Autor original: Mariana Loiola

Seção original: Artigos de opinião

Olimpio Araujo Junior*






Os bilhões contidos no lixo


Muito se fala sobre os supostos “bilhões perdidos no lixo”. Com o tempo, a reciclagem e a coleta seletiva tornaram-se campanha política e modismo na mídia, apontadas sempre como as melhores soluções para os problemas ambientais urbanos, demonstrando o desconhecimento que a maioria das pessoas tem da realidade.

Em algumas prefeituras brasileiras, foi estabelecida uma política de coleta seletiva de lixo baseada no mito de que assim teriam grandes resultados positivos nos campos social e ambiental aliados ainda ao lucro financeiro (resultado da venda do material), independentemente do tamanho e da localização do município. Isso resultou em um aumento dos custos, principalmente de coleta e tratamento, que normalmente não é coberto pela venda dos materiais selecionados.

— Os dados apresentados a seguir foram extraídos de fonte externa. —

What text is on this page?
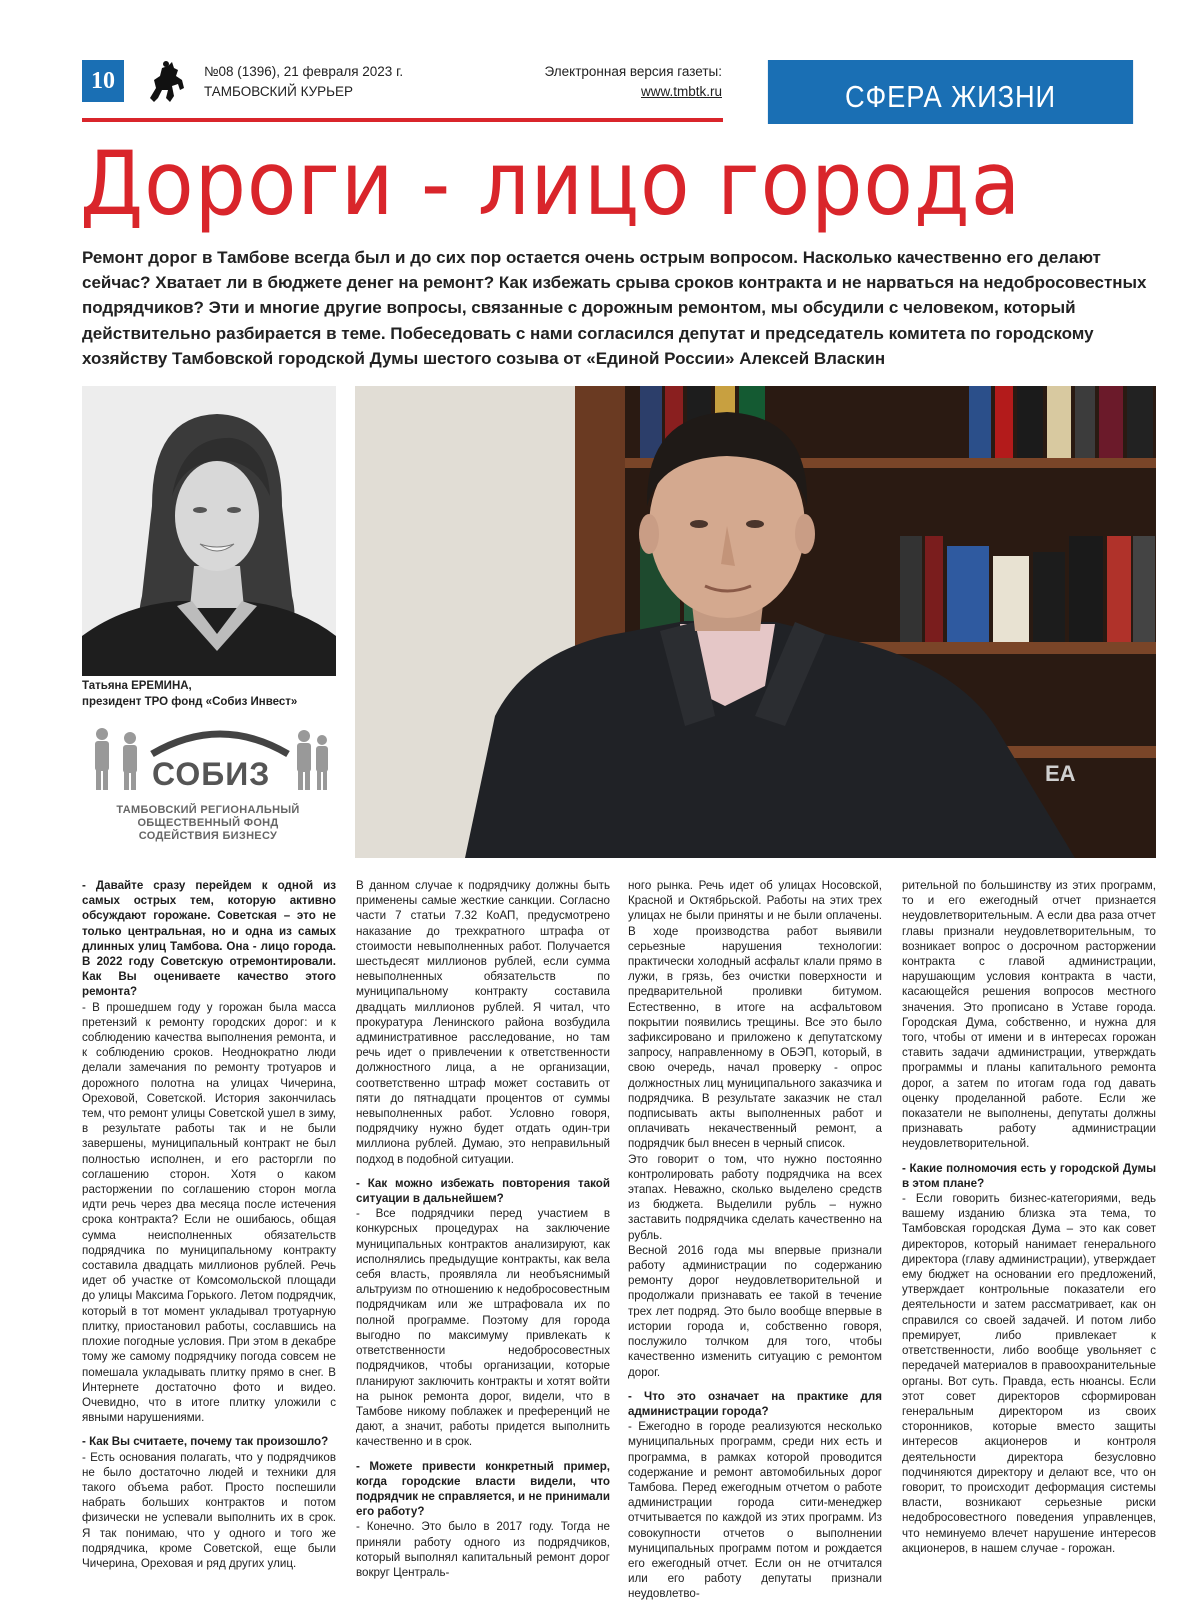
10	№08 (1396), 21 февраля 2023 г.
ТАМБОВСКИЙ КУРЬЕР
Электронная версия газеты:
www.tmbtk.ru	СФЕРА ЖИЗНИ
Дороги - лицо города
Ремонт дорог в Тамбове всегда был и до сих пор остается очень острым вопросом. Насколько качественно его делают сейчас? Хватает ли в бюджете денег на ремонт? Как избежать срыва сроков контракта и не нарваться на недобросовестных подрядчиков? Эти и многие другие вопросы, связанные с дорожным ремонтом, мы обсудили с человеком, который действительно разбирается в теме. Побеседовать с нами согласился депутат и председатель комитета по городскому хозяйству Тамбовской городской Думы шестого созыва от «Единой России» Алексей Власкин
Татьяна ЕРЕМИНА,
президент ТРО фонд «Собиз Инвест»
СОБИЗ
ТАМБОВСКИЙ РЕГИОНАЛЬНЫЙ
ОБЩЕСТВЕННЫЙ ФОНД
СОДЕЙСТВИЯ БИЗНЕСУ
EA

- Давайте сразу перейдем к одной из самых острых тем, которую активно обсуждают горожане. Советская – это не только центральная, но и одна из самых длинных улиц Тамбова. Она - лицо города. В 2022 году Советскую отремонтировали. Как Вы оцениваете качество этого ремонта?

- В прошедшем году у горожан была масса претензий к ремонту городских дорог: и к соблюдению качества выполнения ремонта, и к соблюдению сроков. Неоднократно люди делали замечания по ремонту тротуаров и дорожного полотна на улицах Чичерина, Ореховой, Советской. История закончилась тем, что ремонт улицы Советской ушел в зиму, в результате работы так и не были завершены, муниципальный контракт не был полностью исполнен, и его расторгли по соглашению сторон. Хотя о каком расторжении по соглашению сторон могла идти речь через два месяца после истечения срока контракта? Если не ошибаюсь, общая сумма неисполненных обязательств подрядчика по муниципальному контракту составила двадцать миллионов рублей. Речь идет об участке от Комсомольской площади до улицы Максима Горького. Летом подрядчик, который в тот момент укладывал тротуарную плитку, приостановил работы, сославшись на плохие погодные условия. При этом в декабре тому же самому подрядчику погода совсем не помешала укладывать плитку прямо в снег. В Интернете достаточно фото и видео. Очевидно, что в итоге плитку уложили с явными нарушениями.

- Как Вы считаете, почему так произошло?

- Есть основания полагать, что у подрядчиков не было достаточно людей и техники для такого объема работ. Просто поспешили набрать больших контрактов и потом физически не успевали выполнить их в срок. Я так понимаю, что у одного и того же подрядчика, кроме Советской, еще были Чичерина, Ореховая и ряд других улиц.

В данном случае к подрядчику должны быть применены самые жесткие санкции. Согласно части 7 статьи 7.32 КоАП, предусмотрено наказание до трехкратного штрафа от стоимости невыполненных работ. Получается шестьдесят миллионов рублей, если сумма невыполненных обязательств по муниципальному контракту составила двадцать миллионов рублей. Я читал, что прокуратура Ленинского района возбудила административное расследование, но там речь идет о привлечении к ответственности должностного лица, а не организации, соответственно штраф может составить от пяти до пятнадцати процентов от суммы невыполненных работ. Условно говоря, подрядчику нужно будет отдать один-три миллиона рублей. Думаю, это неправильный подход в подобной ситуации.

- Как можно избежать повторения такой ситуации в дальнейшем?

- Все подрядчики перед участием в конкурсных процедурах на заключение муниципальных контрактов анализируют, как исполнялись предыдущие контракты, как вела себя власть, проявляла ли необъяснимый альтруизм по отношению к недобросовестным подрядчикам или же штрафовала их по полной программе. Поэтому для города выгодно по максимуму привлекать к ответственности недобросовестных подрядчиков, чтобы организации, которые планируют заключить контракты и хотят войти на рынок ремонта дорог, видели, что в Тамбове никому поблажек и преференций не дают, а значит, работы придется выполнить качественно и в срок.

- Можете привести конкретный пример, когда городские власти видели, что подрядчик не справляется, и не принимали его работу?

- Конечно. Это было в 2017 году. Тогда не приняли работу одного из подрядчиков, который выполнял капитальный ремонт дорог вокруг Централь-

ного рынка. Речь идет об улицах Носовской, Красной и Октябрьской. Работы на этих трех улицах не были приняты и не были оплачены. В ходе производства работ выявили серьезные нарушения технологии: практически холодный асфальт клали прямо в лужи, в грязь, без очистки поверхности и предварительной проливки битумом. Естественно, в итоге на асфальтовом покрытии появились трещины. Все это было зафиксировано и приложено к депутатскому запросу, направленному в ОБЭП, который, в свою очередь, начал проверку - опрос должностных лиц муниципального заказчика и подрядчика. В результате заказчик не стал подписывать акты выполненных работ и оплачивать некачественный ремонт, а подрядчик был внесен в черный список.

Это говорит о том, что нужно постоянно контролировать работу подрядчика на всех этапах. Неважно, сколько выделено средств из бюджета. Выделили рубль – нужно заставить подрядчика сделать качественно на рубль.

Весной 2016 года мы впервые признали работу администрации по содержанию ремонту дорог неудовлетворительной и продолжали признавать ее такой в течение трех лет подряд. Это было вообще впервые в истории города и, собственно говоря, послужило толчком для того, чтобы качественно изменить ситуацию с ремонтом дорог.

- Что это означает на практике для администрации города?

- Ежегодно в городе реализуются несколько муниципальных программ, среди них есть и программа, в рамках которой проводится содержание и ремонт автомобильных дорог Тамбова. Перед ежегодным отчетом о работе администрации города сити-менеджер отчитывается по каждой из этих программ. Из совокупности отчетов о выполнении муниципальных программ потом и рождается его ежегодный отчет. Если он не отчитался или его работу депутаты признали неудовлетво-

рительной по большинству из этих программ, то и его ежегодный отчет признается неудовлетворительным. А если два раза отчет главы признали неудовлетворительным, то возникает вопрос о досрочном расторжении контракта с главой администрации, нарушающим условия контракта в части, касающейся решения вопросов местного значения. Это прописано в Уставе города. Городская Дума, собственно, и нужна для того, чтобы от имени и в интересах горожан ставить задачи администрации, утверждать программы и планы капитального ремонта дорог, а затем по итогам года год давать оценку проделанной работе. Если же показатели не выполнены, депутаты должны признавать работу администрации неудовлетворительной.

- Какие полномочия есть у городской Думы в этом плане?

- Если говорить бизнес-категориями, ведь вашему изданию близка эта тема, то Тамбовская городская Дума – это как совет директоров, который нанимает генерального директора (главу администрации), утверждает ему бюджет на основании его предложений, утверждает контрольные показатели его деятельности и затем рассматривает, как он справился со своей задачей. И потом либо премирует, либо привлекает к ответственности, либо вообще увольняет с передачей материалов в правоохранительные органы. Вот суть. Правда, есть нюансы. Если этот совет директоров сформирован генеральным директором из своих сторонников, которые вместо защиты интересов акционеров и контроля деятельности директора безусловно подчиняются директору и делают все, что он говорит, то происходит деформация системы власти, возникают серьезные риски недобросовестного поведения управленцев, что неминуемо влечет нарушение интересов акционеров, в нашем случае - горожан.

Em outros municípios, começaram a surgir dezenas de cooperativas, sendo que a maioria acaba não conseguindo se manter no mercado, ou pelos baixos ganhos dos cooperados, ou pela dificuldade em comprar os caros equipamentos necessários, ou na maioria das vezes, pela inviabilidade de venda do material coletado, que se não for absorvido por alguma indústria local acaba dando prejuízo, pois o custo do frete acaba se tornando igual ou maior que o custo da carga.

O erro não está no incentivo à reciclagem, mas sim em pensar que o poder público pode se transformar em comerciante de recicláveis e matérias-primas secundárias, quando sua real função é resolver os problemas sanitários, de saúde pública e de cunho social decorrentes do acondicionamento, da coleta, do transporte e do destino final dos resíduos sólidos urbanos. Os resultados obtidos nos campos social, educacional e ambiental devem ser os reais objetivos do poder público. Além de ser totalmente inadequado induzir a população de municípios de pequeno e médio portes a esperar obter lucros com seus resíduos.

Realmente, o valor dos materiais recicláveis é inquestionável, porém a capacidade de absorção destes materiais pela indústria ainda faz com que este seja um mercado limitado competitivo e onde poucos realmente lucram. Sabemos que é possível, sim, gerar renda com materiais reciclados, porém, geralmente, quem realmente sai ganhando são os atravessadores e algumas poucas cooperativas. Os chamados “catadores” ou “carrinheiros”, além de serem obrigados a trabalhar, na maioria das vezes, em péssimas condições, sempre ganham muito pouco pelo que coletam, dinheiro que mal sustenta suas famílias.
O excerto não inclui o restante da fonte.